Notícias » Ucrânia

Com avanço dos russos em Kiev, ucranianos buscam abrigo em estações

Nesta sexta-feira, 25, foram registrados bombardeios na capital da Ucrânia; prédio residencial foi atingido

Penélope Coelho Publicado em 25/02/2022, às 09h03 - Atualizado às 09h14

Destruição em Kiev, nesta sexta-feira, 25
Destruição em Kiev, nesta sexta-feira, 25 - Getty Images

Um dia após o presidente russo, Vladimir Putin, dar sinal verde para o início de uma invasão na Ucrânia, o exército da Rússia está avançando em direção à capital ucraniana, Kiev.

Segundo o Ministério da Defesa ucraniano, os militares russos estão posicionados no distrito de Obolon, conhecido por ser residencial. O local em questão, fica a cerca de nove quilômetros do Parlamento da capital.

De acordo com informações publicadas pelo portal de notícias g1, em meio à escalada das tensões, bombardeiros e ataques aéreos na capital, a população está buscando abrigo para se proteger.

Antes mesmo da chegada dos russos à capital, estações de metrô em Kiev já estavam sendo usadas como abrigo por famílias, para se protegerem. A capital ucraniana possui a estação de metrô mais profunda do mundo. Chamada de Arsenalna, o local fica a 105,2 metros abaixo do nível da rua.

Como noticiado pelo portal IG, nesta sexta-feira, 25, um foguete russo atingiu um prédio residencial em Kiev, ao menos 3 pessoas ficaram feridas.

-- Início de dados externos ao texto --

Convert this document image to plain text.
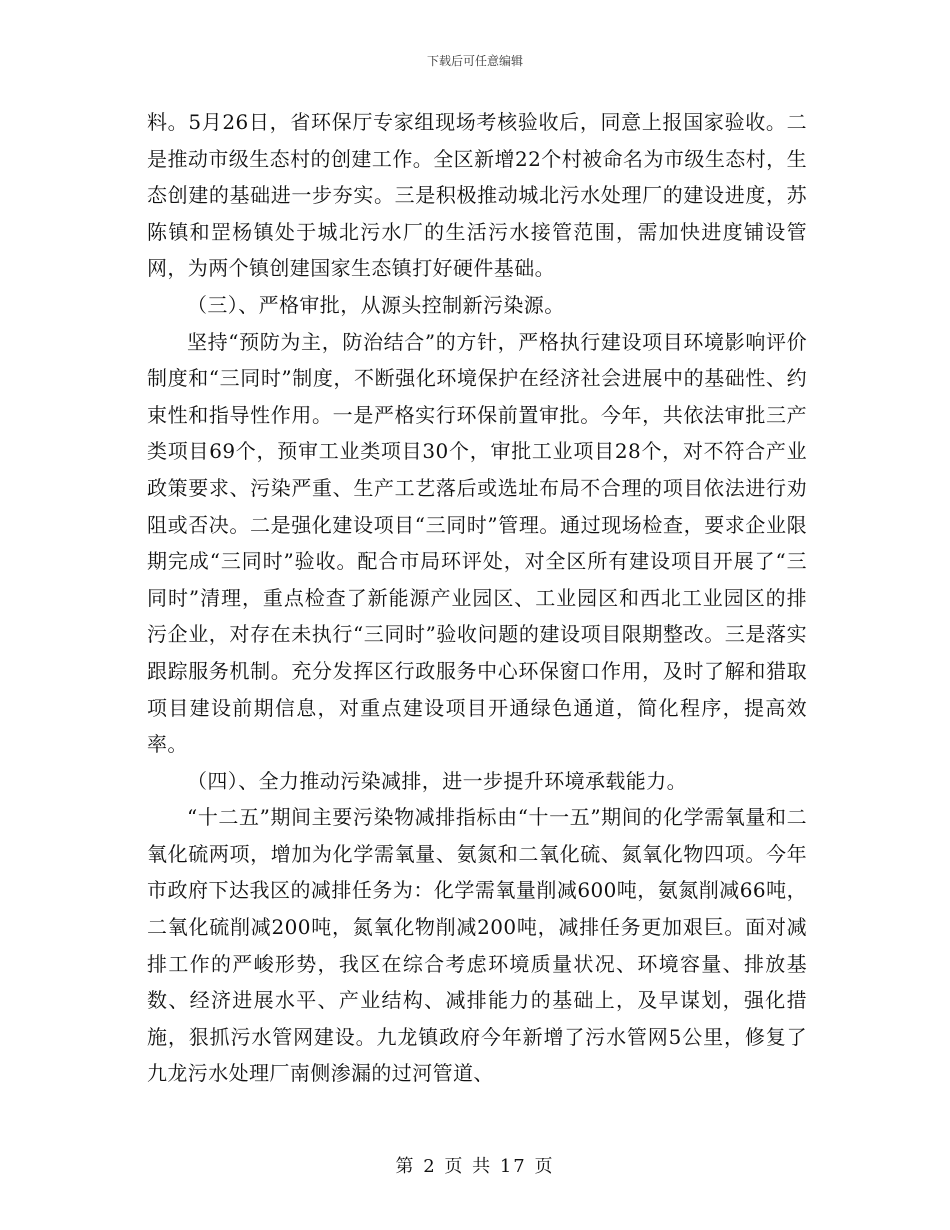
下载后可任意编辑

料。5月26日，省环保厅专家组现场考核验收后，同意上报国家验收。二是推动市级生态村的创建工作。全区新增22个村被命名为市级生态村，生态创建的基础进一步夯实。三是积极推动城北污水处理厂的建设进度，苏陈镇和罡杨镇处于城北污水厂的生活污水接管范围，需加快进度铺设管网，为两个镇创建国家生态镇打好硬件基础。

（三）、严格审批，从源头控制新污染源。

坚持“预防为主，防治结合”的方针，严格执行建设项目环境影响评价制度和“三同时”制度，不断强化环境保护在经济社会进展中的基础性、约束性和指导性作用。一是严格实行环保前置审批。今年，共依法审批三产类项目69个，预审工业类项目30个，审批工业项目28个，对不符合产业政策要求、污染严重、生产工艺落后或选址布局不合理的项目依法进行劝阻或否决。二是强化建设项目“三同时”管理。通过现场检查，要求企业限期完成“三同时”验收。配合市局环评处，对全区所有建设项目开展了“三同时”清理，重点检查了新能源产业园区、工业园区和西北工业园区的排污企业，对存在未执行“三同时”验收问题的建设项目限期整改。三是落实跟踪服务机制。充分发挥区行政服务中心环保窗口作用，及时了解和猎取项目建设前期信息，对重点建设项目开通绿色通道，简化程序，提高效率。

（四）、全力推动污染减排，进一步提升环境承载能力。

“十二五”期间主要污染物减排指标由“十一五”期间的化学需氧量和二氧化硫两项，增加为化学需氧量、氨氮和二氧化硫、氮氧化物四项。今年市政府下达我区的减排任务为：化学需氧量削减600吨，氨氮削减66吨，二氧化硫削减200吨，氮氧化物削减200吨，减排任务更加艰巨。面对减排工作的严峻形势，我区在综合考虑环境质量状况、环境容量、排放基数、经济进展水平、产业结构、减排能力的基础上，及早谋划，强化措施，狠抓污水管网建设。九龙镇政府今年新增了污水管网5公里，修复了九龙污水处理厂南侧渗漏的过河管道、

第 2 页 共 17 页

Segundo o ministério do Interior da Ucrânia, pelo menos 33 partes do país foram atingidas por bombardeios russos, em apenas de 24 horas.


Invasão na Ucrânia

Após semanas de tensão entre a Rússia e a Ucrânia, o presidente russo Vladimir Putin iniciou o que chamou de 'operação militar especial' da Rússia na Ucrânia, como repercutiu a Fox News na última quinta-feira, 24. 

De acordo com o veículo internacional, através de um pronunciamento, o presidente da Rússia disse que o confronto com as forças ucranianas é 'inevitável'. 

Tomei a decisão de conduzir uma operação militar especial. Nossa análise concluiu que nosso confronto com essas forças (ucranianas) é inevitável". 

'Consequências'

Putin, que descreve a ação como uma resposta a supostas 'ameaças da ucrânia', mandou recado para nações que tentarem intervir na 'operação'.

"(...) Algumas palavras para aqueles que seriam tentados a intervir: a Rússia responderá imediatamente e você terá consequências que nunca teve antes em sua história", disse ele.

Segundo levantamento preliminar da Polícia Nacional e o Serviço de Guarda de Fronteiras da Ucrânia, até o momento, ao menos 137 pessoas morreram, entre civis e militares, após a invasão. Além do mais, ao menos 20 militares foram feridos nas cidades Nikolaev, Berdyansk, Skadovsk, Myrhorod e Odessa.